My MBA students just finished up presenting their business plans last evening. Here are some lessons they learned about why the process of business planning is so important (beyond the obvious external reasons tied to financing):
- Business planning helps finds the things we don’t know about the details — attracting customers, staffing, managing inventory, and so forth.
- Business planning tests your desire, your passion and your resolve.
- Business planning helps to determine if all potential partners understand their roles, the time and financial commitment required, and the risk. It allows us to discover important points of disagreement or incompatibility before it is too late.
- Business planning can show us the true potential of the business — sometimes this is a pleasant surprise and sometimes it is a real disappointment. If approached honestly and diligently, it is a true process of discovery.
- Business planning lays bare the holes in your business model, your team, available resources, and your implementation plans.

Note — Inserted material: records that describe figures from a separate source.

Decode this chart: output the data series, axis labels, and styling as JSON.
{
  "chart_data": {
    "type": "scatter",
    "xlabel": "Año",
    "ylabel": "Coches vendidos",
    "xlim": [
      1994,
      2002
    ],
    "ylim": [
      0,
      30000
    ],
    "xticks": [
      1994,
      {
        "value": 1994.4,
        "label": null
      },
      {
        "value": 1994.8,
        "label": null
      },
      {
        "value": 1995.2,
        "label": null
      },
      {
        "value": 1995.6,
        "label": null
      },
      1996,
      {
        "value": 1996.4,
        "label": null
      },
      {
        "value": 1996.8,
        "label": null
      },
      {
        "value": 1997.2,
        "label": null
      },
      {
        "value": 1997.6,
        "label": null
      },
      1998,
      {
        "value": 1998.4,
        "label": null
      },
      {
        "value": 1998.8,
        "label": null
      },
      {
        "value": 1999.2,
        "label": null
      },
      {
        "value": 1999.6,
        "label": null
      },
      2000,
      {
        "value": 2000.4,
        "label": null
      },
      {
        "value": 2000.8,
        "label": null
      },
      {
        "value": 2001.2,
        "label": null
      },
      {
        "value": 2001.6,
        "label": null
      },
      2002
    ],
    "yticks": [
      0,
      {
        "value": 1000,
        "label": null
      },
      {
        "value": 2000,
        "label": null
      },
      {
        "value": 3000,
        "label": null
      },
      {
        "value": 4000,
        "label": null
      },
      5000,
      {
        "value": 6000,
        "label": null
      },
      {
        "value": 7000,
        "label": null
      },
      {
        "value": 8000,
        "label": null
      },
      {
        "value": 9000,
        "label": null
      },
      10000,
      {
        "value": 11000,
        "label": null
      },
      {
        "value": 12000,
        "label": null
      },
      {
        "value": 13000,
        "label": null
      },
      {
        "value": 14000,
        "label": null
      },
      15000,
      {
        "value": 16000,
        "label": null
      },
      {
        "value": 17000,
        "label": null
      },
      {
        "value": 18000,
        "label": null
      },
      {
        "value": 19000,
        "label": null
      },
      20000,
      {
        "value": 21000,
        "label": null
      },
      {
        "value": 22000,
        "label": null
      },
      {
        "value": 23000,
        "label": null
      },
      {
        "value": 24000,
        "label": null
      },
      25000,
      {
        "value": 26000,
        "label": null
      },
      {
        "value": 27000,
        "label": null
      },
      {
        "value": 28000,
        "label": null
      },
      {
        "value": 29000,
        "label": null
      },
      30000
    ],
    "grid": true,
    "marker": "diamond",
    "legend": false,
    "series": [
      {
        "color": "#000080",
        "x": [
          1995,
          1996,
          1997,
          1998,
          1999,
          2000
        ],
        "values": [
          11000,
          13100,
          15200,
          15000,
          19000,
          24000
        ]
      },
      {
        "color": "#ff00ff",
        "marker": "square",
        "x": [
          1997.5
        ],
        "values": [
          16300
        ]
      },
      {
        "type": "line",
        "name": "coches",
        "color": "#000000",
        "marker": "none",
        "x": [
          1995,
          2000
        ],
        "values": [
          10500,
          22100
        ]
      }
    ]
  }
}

Is it common to create several business plans that once finished, you don’t start the business because of your findings? Thats the situation I’m in. I’ve started some only to stop once I see it won’t work or haven’t started a business because startup capital need was too high.
Yes. We often call the business planning process “the last chance to fail on paper” before you commit significant time and money to the launch the project.
I would like to add one more reason to why the process of business planning is so important.
The Business planning process is not easy and it is very time consuming. Going through this exercise is a taste for the type of commitment and hard work that running a business takes. It forces the potential entrepreneur to think through each one of the details that will need to be coordinated if the business is to succeed as well as to realize all of the risks involved in the venture.